Tuvo que ser el propio Bowie quien le rescató y ayudó en el desarrollo de su celebrado Transformer (1972), que contenía cortes esenciales en su carrera como Walk on The Wild Side, Perfect Day o Vicious. Un paso adelante en su proyección, que se vería cortado por la inercia del propio músico, muy dado a experimentar y a llevar las cosas al límite, en la música y en ocasiones, también en los excesos.
Irónicamente, aquel estilo de vida le valdría algunas de sus mejores letras, aderezadas por la audacia musical de trabajos como Berlin, o el desigual Metal Machine Music: dos trabajos con los que volvía a bajar en el aspecto comercial, al tiempo que dejaba claro el propósito de experimentar hasta el punto de dividir a su propio núcleo duro de fans.
Trabajos como Coney Island Baby (1975) devolvían la fe al oyente entregado a su música, pero la irregularidad fue una constante en su trayectoria desde entonces.
La década de los ochenta tuvo algunos grandes momentos para su discografía, como The Blue Mask o el trabajo con el que cerró la década, New York, que le devolvía a las posiciones importantes en las listas de ventas. Y tan memorables como estos trabajos fueron sus apariciones en proyectos como esa oda a Brooklyn como es Blue in The Face, de la mano del escritor y cineasta Paul Auster. En uno de los muchos cameos de la cinta, Reed se interpretaba a sí mismo e intentaba explicar alguno de los ángulos de su complicada personalidad.
Del mismo modo, un film tan generacional como Trainspotting le rendía homenaje en una antológica secuencia a ritmo de su Perfect Day. En la misma década, las colaboraciones con su antiguo compañero John Calele acercarían a reunirse con la Velvet Underground una vez más, aunque de modo efímero, y dieron algunos conciertos antes de que toda la tensión entre ambos volviera a surgir.
Lo cierto es que su carácter no resultaba fácil, como atestiguan muchos de sus conocidos y amigos, pero tampoco le faltaron socios con los que realizar proyectos durante las últimas dos décadas. Un período en el que, si bien no alcanzaba el nivel creativo de años anteriores, sí que se mostraba decidido a seguir experimentando en su línea, sin acomodarse y prefiriendo arriesgar. Dos años han pasado desde que se marchó, y ya han surgido un número apreciable de artículos, biografías e historias varias sobre su paso por la música.

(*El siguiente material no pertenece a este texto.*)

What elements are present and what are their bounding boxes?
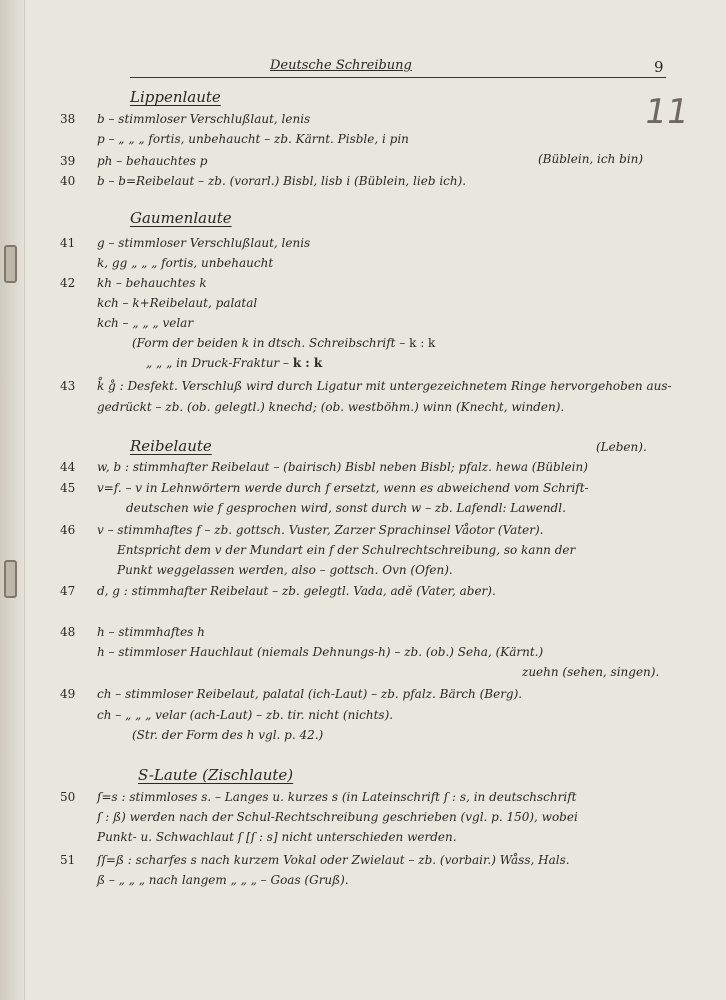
entry-line: b – stimmloser Verschlußlaut, lenis	[97, 112, 311, 126]
entry-line: ſ=s : stimmloses s. – Langes u. kurzes s (in Lateinschrift ſ : s, in deutschschrift	[97, 790, 577, 804]
entry-line	[146, 356, 322, 370]
entry-number-41: 41	[60, 236, 76, 250]
entry-number-45: 45	[60, 481, 76, 495]
entry-line: Punkt weggelassen werden, also – gottsch. Ovn (Ofen).	[117, 563, 453, 577]
heading-s-laute: S-Laute (Zischlaute)	[138, 766, 294, 784]
entry-number-43: 43	[60, 379, 76, 393]
entry-line: g – stimmloser Verschlußlaut, lenis	[97, 236, 311, 250]
entry-line	[132, 336, 435, 350]
entry-number-48: 48	[60, 625, 76, 639]
entry-line: deutschen wie f gesprochen wird, sonst durch w – zb. Lafendl: Lawendl.	[126, 501, 566, 515]
entry-line: k, gg „ „ „ fortis, unbehaucht	[97, 256, 274, 270]
entry-line: (Leben).	[596, 440, 647, 454]
entry-line: p – „ „ „ fortis, unbehaucht – zb. Kärnt. Pisble, i pin	[97, 132, 409, 146]
entry-line: (Büblein, ich bin)	[538, 152, 644, 166]
entry-text: „ „ „ in Druck-Fraktur –	[146, 356, 293, 370]
entry-number-50: 50	[60, 790, 76, 804]
entry-line: ch – „ „ „ velar (ach-Laut) – zb. tir. nicht (nichts).	[97, 708, 394, 722]
entry-number-51: 51	[60, 853, 76, 867]
entry-line: v – stimmhaftes f – zb. gottsch. Vuster, Zarzer Sprachinsel Våotor (Vater).	[97, 523, 544, 537]
heading-lippenlaute: Lippenlaute	[130, 88, 221, 106]
entry-line: ch – stimmloser Reibelaut, palatal (ich-Laut) – zb. pfalz. Bärch (Berg).	[97, 687, 523, 701]
entry-line: d, g : stimmhafter Reibelaut – zb. gelegtl. Vada, adĕ (Vater, aber).	[97, 584, 496, 598]
heading-reibelaute: Reibelaute	[130, 437, 212, 455]
staple-top	[4, 245, 17, 283]
entry-line: (Str. der Form des h vgl. p. 42.)	[132, 728, 324, 742]
entry-line: ſ : ß) werden nach der Schul-Rechtschreibung geschrieben (vgl. p. 150), wobei	[97, 810, 578, 824]
entry-line: h – stimmloser Hauchlaut (niemals Dehnungs-h) – zb. (ob.) Seha, (Kärnt.)	[97, 645, 544, 659]
entry-line: ſſ=ß : scharfes s nach kurzem Vokal oder Zwielaut – zb. (vorbair.) Wåss, Hals.	[97, 853, 570, 867]
letterform-sample: k : k	[292, 356, 323, 370]
entry-line: v=f. – v in Lehnwörtern werde durch f ersetzt, wenn es abweichend vom Schrift-	[97, 481, 589, 495]
entry-line: kch – „ „ „ velar	[97, 316, 194, 330]
entry-line: kch – k+Reibelaut, palatal	[97, 296, 258, 310]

El grado de verdad o mentira de las mismas no será relevante, no para el hombre que narró la sordidez con tanta plasticidad, bebiendo de la elegancia en algunas ocasiones y devorando distorsión en otras tantas. A Lou Reed nada lo puede derribar ya, y su leyenda lo confirma tan sólo dos años después de su muerte, dos años después del último rugido del “animal del rocanrol”.